Internet Telepathy can actually control brain of someone else

Internet Telepathy can actually control brain of someone else
Internet Telepathy can actually control brain of someone else

Internet telepathy is a new term in the field of telepathy where internet is used as a medium to connect two brains which are not communicating in any other way. A recent success on an experiment being done between two men has given the nascent subject of Internet telepathy some verisimilitude. The question is why is internet telepathy is important to scientists? The answer is finding a better way to communicate. Exhaustive research on communication and thought exchange have shown that often knowledge is not always transmitted from one person to another because of the language constraint.

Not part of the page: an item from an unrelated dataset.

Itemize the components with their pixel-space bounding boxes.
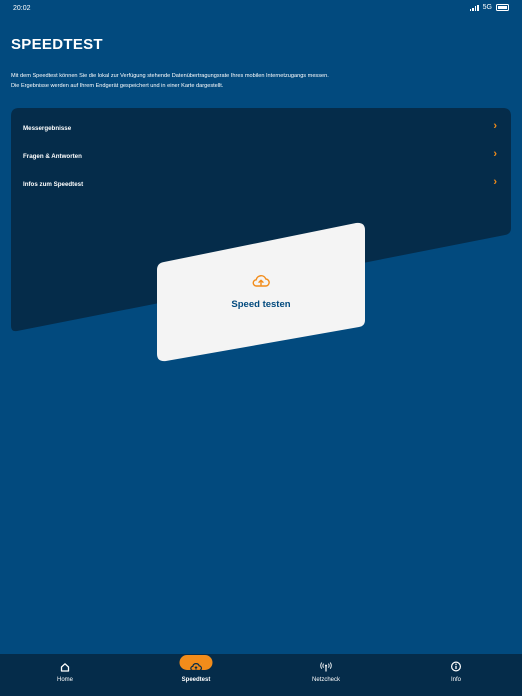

Even an erudite scientist may not be a good teacher. So if there is a way that can transfer his invaluable knowledge and thought from him to his students, the barrier of language and communication skill would not be valid anymore.

Now coming to the experiment. Chantel Prat, assistant professor of psychology at University of Washington Andrea Stocco, a research assistant professor of psychology at the Institute for Learning & Brain Sciences of University of Washington has conducted this experiment with three pairs of participants. In each pair of of participants, one is the sender and the other is the receiver. The sender was hooked up to an electroencephalography machine designed to read brain activity. The sender had to play a video game in which he or she had to defend a city by firing a cannon. But he or she will not be provided any joystick to play it physically. The sender had to play it mentally.

The receiver is sitting in a separate building about a half mile away and the person was wearing a swim cap with a transcranial magnetic stimulation coil placed near that part of the brain which controls motion of limbs. They waited with their hand poised over a touchpad. It was observed that when the sender mentally calculated and fired the cannon, the electrical brain signal was transmitted via the internet to the receiving participant, who received the signal as a hand twitch that fired the cannon. The three set of experiments have found to vary in accuracy from 25 to 83 percent. A $1 million grant has been received from the W.M. Keck Foundation for this experiment.